In my analysis lecture I am given a topology on the space of distributions as follows:

Let $u_k$ be a sequence in $\mathcal D'(u)$, $u \in \mathcal D'(u)$. We say $u_k \rightarrow u$, if $\forall \phi \in \mathcal D(u) : u_k(\phi) \rightarrow u(\phi)$.

This is the weak-$*$-topology on $\mathcal D'(u)$. It seems lecturers don't care too much about the topology of $\mathcal D'(u)$, hence I wonder whether there are stronger topologies on $\mathcal D'(u)$.

Best Answer

Certainly there exist stronger topologies on distributions, but as a practical matter the weak-* definition is the one that is interesting and I assume that was the direction of your question. There isn't the usual norm topology available on $\mathcal D(U)$, and per Tim's comment do not have a different norm topology either.

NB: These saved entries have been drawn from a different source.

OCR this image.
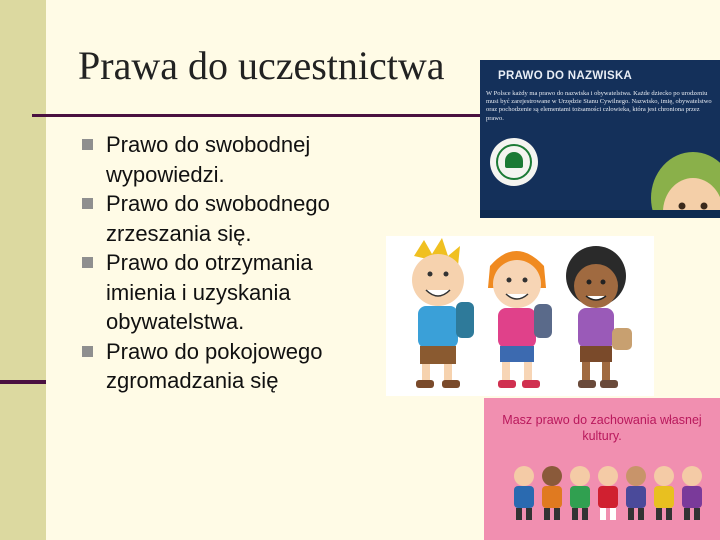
Prawa do uczestnictwa
Prawo do swobodnej wypowiedzi.
Prawo do swobodnego zrzeszania się.
Prawo do otrzymania imienia i uzyskania obywatelstwa.
Prawo do pokojowego zgromadzania się
PRAWO DO NAZWISKA
W Polsce każdy ma prawo do nazwiska i obywatelstwa. Każde dziecko po urodzeniu musi być zarejestrowane w Urzędzie Stanu Cywilnego. Nazwisko, imię, obywatelstwo oraz pochodzenie są elementami tożsamości człowieka, która jest chroniona przez prawo.
Masz prawo do zachowania własnej kultury.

$\mathcal D(U)$ is a pretty strict space to be in and to converge in, so it isn't very demanding to be a distribution. The hard work is all put on the test functions, so to speak. Although there is a certain amount of interesting things you can do with distributions, practically distributions are a stepping stone for getting to more interesting spaces, such as using their differentiability properties to define Sobolev spaces.